OTTAWA--Drug regulation in Canada is carried out in a very secretive manner because of the cozy relationship between the brand-name pharmaceutical industry and the Therapeutic Products Directorate (TPD), the arm of Health Canada in charge of testing and approving new drugs.
This is the central finding of a new CCPA study by Dr. Joel Lexchin, Associate Professor in the School of Health Policy and Management at York University. Titled "Transparency in Drug Regulation: Mirage or Oasis?", the study criticizes the TPD's dependence on funding from the pharmaceutical industry, which now contributes about half the agency's $70 million annual operating budget to cover its drug tests. The directorate turned to this "cost recovery" method of raising money after its budget was deeply slashed by the federal government in the 1990s.
Dr. Lexchin found that the directorate's close ties with the pharmaceutical firms has led to the concealment of scientific or technical information about the safety and efficacy of new drugs.

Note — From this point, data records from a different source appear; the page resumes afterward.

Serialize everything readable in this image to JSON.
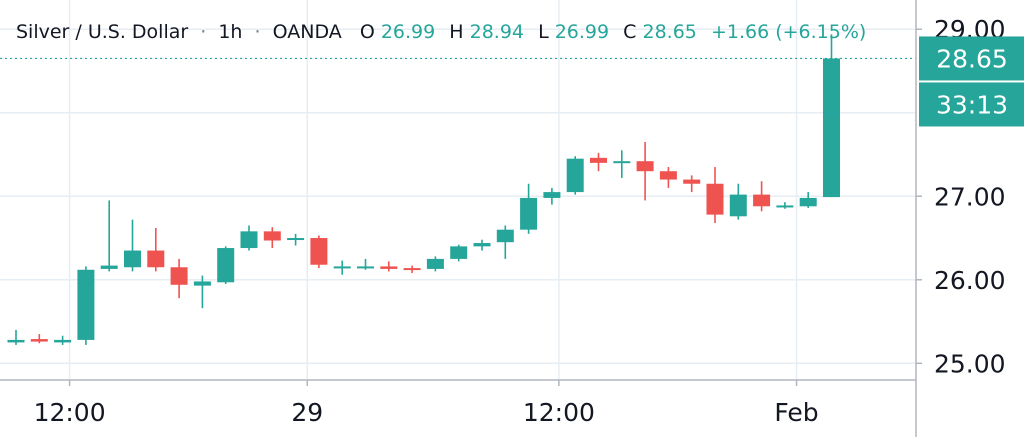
{
  "header": {
    "symbol": "Silver / U.S. Dollar",
    "sep1": "·",
    "interval": "1h",
    "sep2": "·",
    "source": "OANDA",
    "open_label": "O",
    "open_value": "26.99",
    "high_label": "H",
    "high_value": "28.94",
    "low_label": "L",
    "low_value": "26.99",
    "close_label": "C",
    "close_value": "28.65",
    "change": "+1.66 (+6.15%)"
  },
  "price_tag": {
    "value": "28.65",
    "countdown": "33:13"
  },
  "colors": {
    "up": "#26a69a",
    "down": "#ef5350",
    "grid": "#e6eef3",
    "axis": "#b2b5be",
    "text": "#131722"
  },
  "chart_data": {
    "type": "candlestick",
    "ylim": [
      24.8,
      29.35
    ],
    "y_ticks": [
      {
        "value": 25,
        "label": "25.00"
      },
      {
        "value": 26,
        "label": "26.00"
      },
      {
        "value": 27,
        "label": "27.00"
      },
      {
        "value": 29,
        "label": "29.00"
      }
    ],
    "x_ticks": [
      {
        "index": 2.3,
        "label": "12:00"
      },
      {
        "index": 12.5,
        "label": "29"
      },
      {
        "index": 23.3,
        "label": "12:00"
      },
      {
        "index": 33.5,
        "label": "Feb"
      }
    ],
    "last_price": 28.65,
    "candles": [
      {
        "o": 25.25,
        "h": 25.4,
        "l": 25.22,
        "c": 25.28
      },
      {
        "o": 25.29,
        "h": 25.35,
        "l": 25.24,
        "c": 25.26
      },
      {
        "o": 25.25,
        "h": 25.33,
        "l": 25.22,
        "c": 25.28
      },
      {
        "o": 25.28,
        "h": 26.16,
        "l": 25.22,
        "c": 26.12
      },
      {
        "o": 26.13,
        "h": 26.95,
        "l": 26.1,
        "c": 26.17
      },
      {
        "o": 26.15,
        "h": 26.72,
        "l": 26.1,
        "c": 26.35
      },
      {
        "o": 26.35,
        "h": 26.62,
        "l": 26.1,
        "c": 26.15
      },
      {
        "o": 26.15,
        "h": 26.25,
        "l": 25.78,
        "c": 25.94
      },
      {
        "o": 25.93,
        "h": 26.05,
        "l": 25.66,
        "c": 25.98
      },
      {
        "o": 25.97,
        "h": 26.4,
        "l": 25.95,
        "c": 26.38
      },
      {
        "o": 26.38,
        "h": 26.65,
        "l": 26.35,
        "c": 26.58
      },
      {
        "o": 26.58,
        "h": 26.63,
        "l": 26.38,
        "c": 26.47
      },
      {
        "o": 26.5,
        "h": 26.55,
        "l": 26.41,
        "c": 26.5
      },
      {
        "o": 26.5,
        "h": 26.53,
        "l": 26.14,
        "c": 26.18
      },
      {
        "o": 26.16,
        "h": 26.23,
        "l": 26.06,
        "c": 26.16
      },
      {
        "o": 26.15,
        "h": 26.25,
        "l": 26.12,
        "c": 26.16
      },
      {
        "o": 26.16,
        "h": 26.22,
        "l": 26.1,
        "c": 26.13
      },
      {
        "o": 26.14,
        "h": 26.17,
        "l": 26.08,
        "c": 26.12
      },
      {
        "o": 26.13,
        "h": 26.28,
        "l": 26.1,
        "c": 26.25
      },
      {
        "o": 26.25,
        "h": 26.42,
        "l": 26.22,
        "c": 26.4
      },
      {
        "o": 26.4,
        "h": 26.48,
        "l": 26.35,
        "c": 26.44
      },
      {
        "o": 26.45,
        "h": 26.65,
        "l": 26.25,
        "c": 26.6
      },
      {
        "o": 26.6,
        "h": 27.15,
        "l": 26.55,
        "c": 26.98
      },
      {
        "o": 26.98,
        "h": 27.1,
        "l": 26.9,
        "c": 27.05
      },
      {
        "o": 27.05,
        "h": 27.48,
        "l": 27.02,
        "c": 27.45
      },
      {
        "o": 27.46,
        "h": 27.52,
        "l": 27.3,
        "c": 27.4
      },
      {
        "o": 27.4,
        "h": 27.55,
        "l": 27.22,
        "c": 27.42
      },
      {
        "o": 27.42,
        "h": 27.65,
        "l": 26.95,
        "c": 27.3
      },
      {
        "o": 27.3,
        "h": 27.35,
        "l": 27.1,
        "c": 27.2
      },
      {
        "o": 27.2,
        "h": 27.25,
        "l": 27.05,
        "c": 27.15
      },
      {
        "o": 27.15,
        "h": 27.35,
        "l": 26.68,
        "c": 26.78
      },
      {
        "o": 26.76,
        "h": 27.15,
        "l": 26.72,
        "c": 27.02
      },
      {
        "o": 27.02,
        "h": 27.18,
        "l": 26.82,
        "c": 26.88
      },
      {
        "o": 26.88,
        "h": 26.93,
        "l": 26.85,
        "c": 26.89
      },
      {
        "o": 26.88,
        "h": 27.05,
        "l": 26.86,
        "c": 26.98
      },
      {
        "o": 26.99,
        "h": 28.94,
        "l": 26.99,
        "c": 28.65
      }
    ]
  }
}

"There are valid reasons to protect manufacturing secrets," he admitted, "but not when it comes to data relating to health and safety. There is no evidence that the interests of the companies would be harmed by such disclosure, nor is such confidentiality necessary to foster research and innovation."
The study points to the drug approval process in the United States, where the Food and Drug Administration (FDA) routinely posts an approval package that contains a detailed summary of the information submitted by the company, along with the FDA's analysis of this information.
"There is no justification," says Dr. Lexchin, "for Canada's failure to match the U.S. standard."